Wind power is a waste of money at this point in time. Wind is not reliable, because of this you have to have diesel electric generators running 24/7 to provide the power which means you are still burning oil even when the wind turbines are turning. All they can do is sell the added energy from wind to the grid not replace a single generator, if fact you have to build more diesel generators. Where is the logic in that?
Gonna have to disagree here. Currently most major windfarms are only going up in spots that are pretty much guaranteed to be almost constantly wind-swept. And the "backup diesel" generators that you speak of are largely a boogeyman myth. Hydro-Quebec is in the process of building windfarms that will generate over 2,000 MegaWatts of power to come online between 2011 and 2015.
http://www.hydroquebec.com/en/index.html
The only places where backup diesel generators need to be located is in the case of an isolated or remote community that only has one source of power. The city that I live in is powered entirely by a hydro-electric plant about 45 miles away. We do have a backup diesel plant, but this sits idle more than 99 % of the year. Every now and then if there is a problem with the transmission lines they fire the diesel up until they fix the problem. For non-isolated communities the beauty of large-scale electrical grids is that there is a large amount of power available to be distributed, it just depends on demand in specific areas. Contrary to your scare-tactic statement, every windfarm built does not have corresponding diesel electric generators.
Yes, for a large wind power project there will tend to be some kind of alternative backup, but it usually works on a 1:n redundancy- this means for so many windfarms you have one backup plant, and it only needs to run once in a blue moon.
Another great application of wind power is for individual homes. I know a fellow here in my community that has cut his home power bill by more than 30-40 %. How? All it took was a couple hundred bucks at the local hardware store and an old treadmill he was looking to throw out.
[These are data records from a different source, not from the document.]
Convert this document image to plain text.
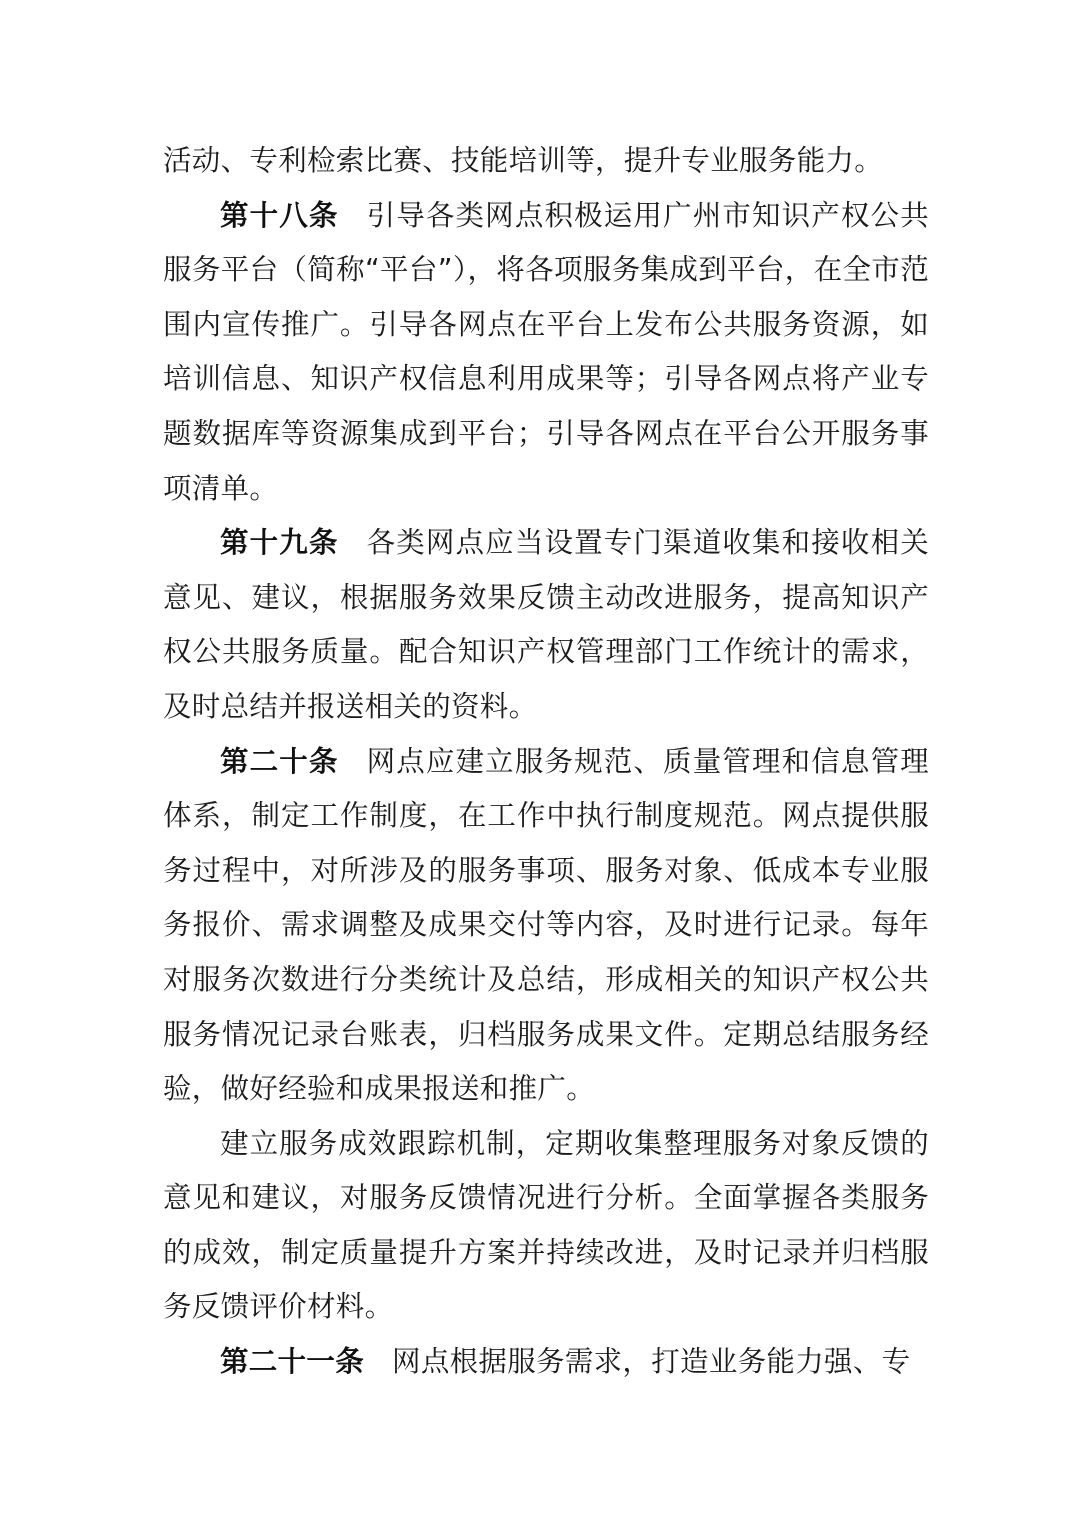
活动、专利检索比赛、技能培训等，提升专业服务能力。

第十八条 引导各类网点积极运用广州市知识产权公共服务平台（简称“平台”），将各项服务集成到平台，在全市范围内宣传推广。引导各网点在平台上发布公共服务资源，如培训信息、知识产权信息利用成果等；引导各网点将产业专题数据库等资源集成到平台；引导各网点在平台公开服务事项清单。

第十九条 各类网点应当设置专门渠道收集和接收相关意见、建议，根据服务效果反馈主动改进服务，提高知识产权公共服务质量。配合知识产权管理部门工作统计的需求，及时总结并报送相关的资料。

第二十条 网点应建立服务规范、质量管理和信息管理体系，制定工作制度，在工作中执行制度规范。网点提供服务过程中，对所涉及的服务事项、服务对象、低成本专业服务报价、需求调整及成果交付等内容，及时进行记录。每年对服务次数进行分类统计及总结，形成相关的知识产权公共服务情况记录台账表，归档服务成果文件。定期总结服务经验，做好经验和成果报送和推广。

建立服务成效跟踪机制，定期收集整理服务对象反馈的意见和建议，对服务反馈情况进行分析。全面掌握各类服务的成效，制定质量提升方案并持续改进，及时记录并归档服务反馈评价材料。

第二十一条 网点根据服务需求，打造业务能力强、专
He built a lightweight windmill from commonly available materials, hooked it up to the motor from the treadmill, which he then connected to some inverters and a battery plant. Every two days (depending) his little windmill charges up his battery plant for approximately 24 hours of electricity. This means a couple days a week he runs off his own battery plant AND if there ever is a failure of commercial AC he doesn't have to sweat it too much.